According to Oberlaender, another way in which the CISO role is
progressing is where he/she will have an independent budget. “Getting
a budget independent from the IT spend or the technology spend gives
more power and execution ability, in addition to better oversight,
more independence and more governance. That independent budget will
allow for investments in the necessary people, tools and technologies
and process changes. It’s like buying a car. If you have money in your
pocket, you can purchase a car. If you find the car that you want or
if there is currently a shortage on cars, that’s a different story.
But at least you have the financial ability to do so.”
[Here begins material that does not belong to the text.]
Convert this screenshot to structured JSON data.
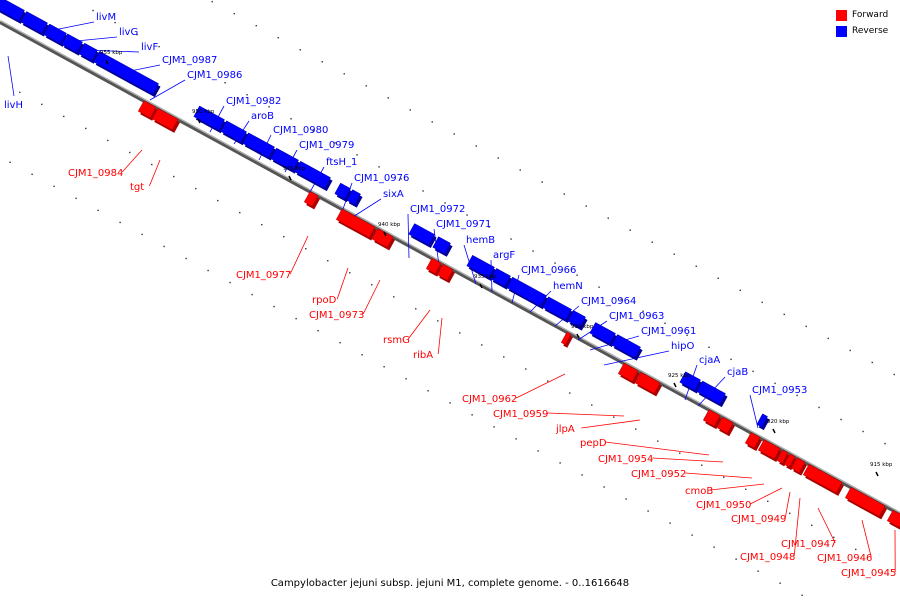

Similar to Finney and McClurg, Oberlaender stresses the importance of
having a converged enterprise, where the CISO and CSO roles work
together. “Convergence has been discussed for years, but it isn’t
always happening,” he says. “And it doesn’t make sense not to do so,
as essentially, the same thought processes, same methods and same
functions are there. They just translate into different ways of
achieving a goal. There is access control in the physical space and
the IT space, for example. There are still a lot of companies that
still don’t have it combined in the right fashion.”

Privacy Issues

Yet an additional way in which the CISO will be elevated in an
enterprise, Oberlaender says, is privacy issues, in the form of the
GDPR and the CCPA in California. “Security is a bigger problem than
privacy,” he says, “but I wonder why we have made more progress on
privacy? Why don’t we have (at least) national legislation on
cybersecurity? It would make sense to have a security standard that
the entire world (similar to GDPR on the privacy side) can apply, so
the hackers are not always ahead of the game and security is playing
catch-up.”

Privacy issues will be an opportunity for CISOs and CSOs to advance
their role, Briggs adds. “At first, GDPR was pretty prescriptive, but
now, instead of having one national data privacy regulation in the
U.S., we’re going down the road where we could end up with 50 of them,
which will become very hard to manage. CISOs can help build in the
technical controls required for GDPR compliance.”
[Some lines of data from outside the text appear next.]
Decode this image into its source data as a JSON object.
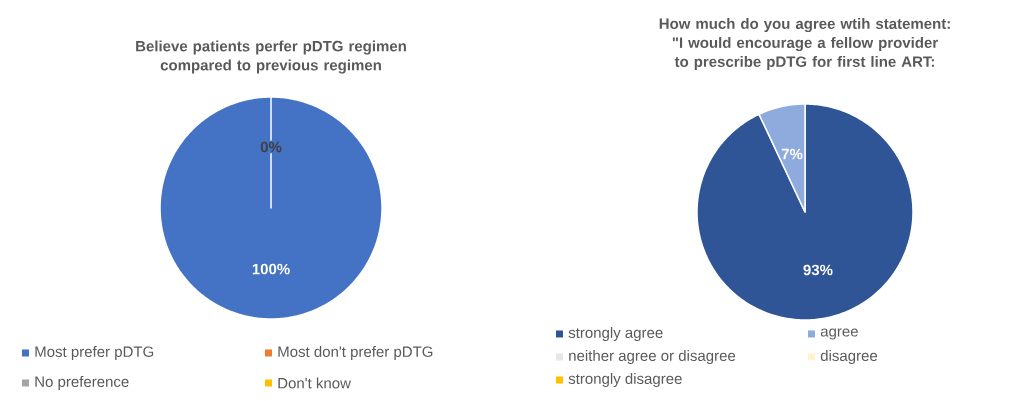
{
  "chart_data": [
    {
      "type": "pie",
      "title": "Believe patients perfer pDTG regimen compared to previous regimen",
      "categories": [
        "Most prefer pDTG",
        "Most don't prefer pDTG",
        "No preference",
        "Don't know"
      ],
      "values": [
        100,
        0,
        0,
        0
      ],
      "colors": [
        "#4472c4",
        "#ed7d31",
        "#a5a5a5",
        "#ffc000"
      ],
      "value_labels": [
        "100%",
        "0%",
        null,
        null
      ],
      "legend": "bottom"
    },
    {
      "type": "pie",
      "title": "How much do you agree wtih statement: \"I would encourage a fellow provider to prescribe pDTG for first line ART:",
      "categories": [
        "strongly agree",
        "agree",
        "neither agree or disagree",
        "disagree",
        "strongly disagree"
      ],
      "values": [
        93,
        7,
        0,
        0,
        0
      ],
      "colors": [
        "#2f5597",
        "#8faadc",
        "#e7e6e6",
        "#fff2cc",
        "#ffc000"
      ],
      "value_labels": [
        "93%",
        "7%",
        null,
        null,
        null
      ],
      "legend": "bottom"
    }
  ]
}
Rinki Sethi, CISO at Rubrik, agrees with Briggs. She sees the rise of
a new organization emerging, the Data Trust Office, to help businesses
rethink how they are organized around security, privacy and customer
trust. This new function would collaborate with other the CISO and
other business units to ensure that legal obligations are not only
met, but the right security controls are in place to protect data
within the entire company.

At Rubrik, Sethi is responsible for building the company’s security
strategy, which includes data security. She presents to the company's
Board of Directors on a regular basis  to keep them apprised of
developments across security and compliance. Sethi and her executive
team work together on a number of issues on a regular basis, she says,
“to ensure that we have given the issue the proper response and to
ensure that we can prevent it from happening again.”